To classify all food items, two experts with Australian food and dietary intake knowledge applied the NOVA system to the AUSNUT 2011–2013. All classifications were checked by another two independent food assessment experts, and where classification discrepancies arose, these were discussed until consensus was reached among all researchers. The NOVA system was applied to the AUSNUT classification system that considers a major (two-digit), submajor (three-digit) or minor (five-digit) food group. The survey ID (eight-digit) assigned to each food item was used when it was not possible to discriminate the degree of food processing within a minor group (table 1).

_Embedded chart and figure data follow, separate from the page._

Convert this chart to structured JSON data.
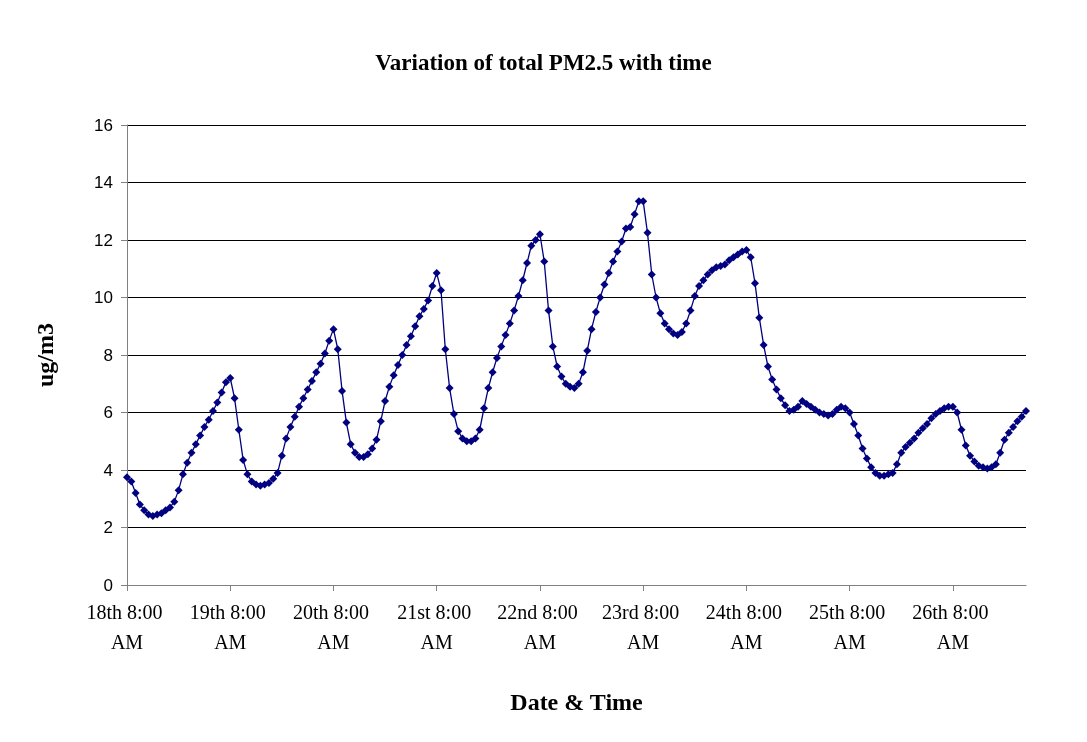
{
  "chart_data": {
    "type": "line",
    "title": "Variation of total PM2.5 with time",
    "xlabel": "Date & Time",
    "ylabel": "ug/m3",
    "categories": [
      "18th 8:00 AM",
      null,
      null,
      null,
      null,
      null,
      null,
      null,
      null,
      null,
      null,
      null,
      null,
      null,
      null,
      null,
      null,
      null,
      null,
      null,
      null,
      null,
      null,
      null,
      "19th 8:00 AM",
      null,
      null,
      null,
      null,
      null,
      null,
      null,
      null,
      null,
      null,
      null,
      null,
      null,
      null,
      null,
      null,
      null,
      null,
      null,
      null,
      null,
      null,
      null,
      "20th 8:00 AM",
      null,
      null,
      null,
      null,
      null,
      null,
      null,
      null,
      null,
      null,
      null,
      null,
      null,
      null,
      null,
      null,
      null,
      null,
      null,
      null,
      null,
      null,
      null,
      "21st 8:00 AM",
      null,
      null,
      null,
      null,
      null,
      null,
      null,
      null,
      null,
      null,
      null,
      null,
      null,
      null,
      null,
      null,
      null,
      null,
      null,
      null,
      null,
      null,
      null,
      "22nd 8:00 AM",
      null,
      null,
      null,
      null,
      null,
      null,
      null,
      null,
      null,
      null,
      null,
      null,
      null,
      null,
      null,
      null,
      null,
      null,
      null,
      null,
      null,
      null,
      null,
      "23rd 8:00 AM",
      null,
      null,
      null,
      null,
      null,
      null,
      null,
      null,
      null,
      null,
      null,
      null,
      null,
      null,
      null,
      null,
      null,
      null,
      null,
      null,
      null,
      null,
      null,
      "24th 8:00 AM",
      null,
      null,
      null,
      null,
      null,
      null,
      null,
      null,
      null,
      null,
      null,
      null,
      null,
      null,
      null,
      null,
      null,
      null,
      null,
      null,
      null,
      null,
      null,
      "25th 8:00 AM",
      null,
      null,
      null,
      null,
      null,
      null,
      null,
      null,
      null,
      null,
      null,
      null,
      null,
      null,
      null,
      null,
      null,
      null,
      null,
      null,
      null,
      null,
      null,
      "26th 8:00 AM",
      null,
      null,
      null,
      null,
      null,
      null,
      null,
      null,
      null,
      null,
      null,
      null,
      null,
      null,
      null,
      null,
      null
    ],
    "ylim": [
      0,
      16
    ],
    "yticks": [
      0,
      2,
      4,
      6,
      8,
      10,
      12,
      14,
      16
    ],
    "grid": "y",
    "marker": "diamond",
    "line_style": "solid",
    "series": [
      {
        "color": "#000080",
        "values": [
          3.75,
          3.6,
          3.2,
          2.8,
          2.6,
          2.45,
          2.4,
          2.45,
          2.5,
          2.6,
          2.7,
          2.9,
          3.3,
          3.85,
          4.25,
          4.6,
          4.9,
          5.2,
          5.5,
          5.75,
          6.05,
          6.35,
          6.7,
          7.05,
          7.2,
          6.5,
          5.4,
          4.35,
          3.85,
          3.6,
          3.5,
          3.45,
          3.5,
          3.55,
          3.7,
          3.9,
          4.5,
          5.1,
          5.5,
          5.85,
          6.2,
          6.5,
          6.8,
          7.1,
          7.4,
          7.7,
          8.05,
          8.5,
          8.9,
          8.2,
          6.75,
          5.65,
          4.9,
          4.6,
          4.45,
          4.45,
          4.55,
          4.75,
          5.05,
          5.7,
          6.4,
          6.9,
          7.3,
          7.65,
          8.0,
          8.35,
          8.65,
          9.0,
          9.35,
          9.6,
          9.9,
          10.4,
          10.85,
          10.25,
          8.2,
          6.85,
          5.95,
          5.35,
          5.1,
          5.0,
          5.0,
          5.1,
          5.4,
          6.15,
          6.85,
          7.4,
          7.9,
          8.3,
          8.7,
          9.1,
          9.55,
          10.05,
          10.6,
          11.2,
          11.8,
          12.0,
          12.2,
          11.25,
          9.55,
          8.3,
          7.6,
          7.25,
          7.0,
          6.9,
          6.85,
          7.0,
          7.4,
          8.15,
          8.9,
          9.5,
          10.0,
          10.45,
          10.85,
          11.25,
          11.6,
          11.95,
          12.4,
          12.45,
          12.9,
          13.35,
          13.35,
          12.25,
          10.8,
          10.0,
          9.45,
          9.1,
          8.9,
          8.75,
          8.7,
          8.8,
          9.1,
          9.55,
          10.05,
          10.4,
          10.6,
          10.8,
          10.95,
          11.05,
          11.1,
          11.15,
          11.3,
          11.4,
          11.5,
          11.6,
          11.65,
          11.4,
          10.5,
          9.3,
          8.35,
          7.6,
          7.15,
          6.8,
          6.5,
          6.25,
          6.05,
          6.1,
          6.2,
          6.4,
          6.3,
          6.2,
          6.1,
          6.0,
          5.95,
          5.9,
          5.95,
          6.1,
          6.2,
          6.15,
          6.0,
          5.6,
          5.2,
          4.75,
          4.4,
          4.1,
          3.9,
          3.8,
          3.8,
          3.85,
          3.9,
          4.2,
          4.6,
          4.8,
          4.95,
          5.1,
          5.3,
          5.45,
          5.6,
          5.8,
          5.95,
          6.05,
          6.15,
          6.2,
          6.2,
          6.0,
          5.4,
          4.85,
          4.5,
          4.3,
          4.15,
          4.1,
          4.05,
          4.1,
          4.2,
          4.6,
          5.05,
          5.3,
          5.5,
          5.7,
          5.85,
          6.05
        ]
      }
    ]
  }
}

When the classification of a food item was not clear (eg, cake or cupcake, honey, commercial or homemade), the conservative alternative was chosen (homemade in this case, and thus disaggregated). Additional procedures were applied to classify breads with generic food item descriptions based on the sampling details information comprised in the AUSNUT ‘Food details file’. Unlike other countries, many commercially produced breads in Australia are processed rather than ultra-processed, that is, their ingredients do not include neither food substances of no culinary use nor cosmetic additives. Of the 62 generic bread codes where the NOVA classification was not easily apparent, there were two generic bread codes that contributed the most to total bread energy intake (25% combined): (1) bread, from white flour, commercial; (2) bread roll, from white flour, commercial. They were classified as ultra-processed foods since the samples that composed the AUSNUT 2011–2013 were mostly of mass-produced branded breads with cosmetic additives. All the remaining infrequent breads were classified as processed as the conservative hypothesis (see details in the online supplementary appendix 1 to 2).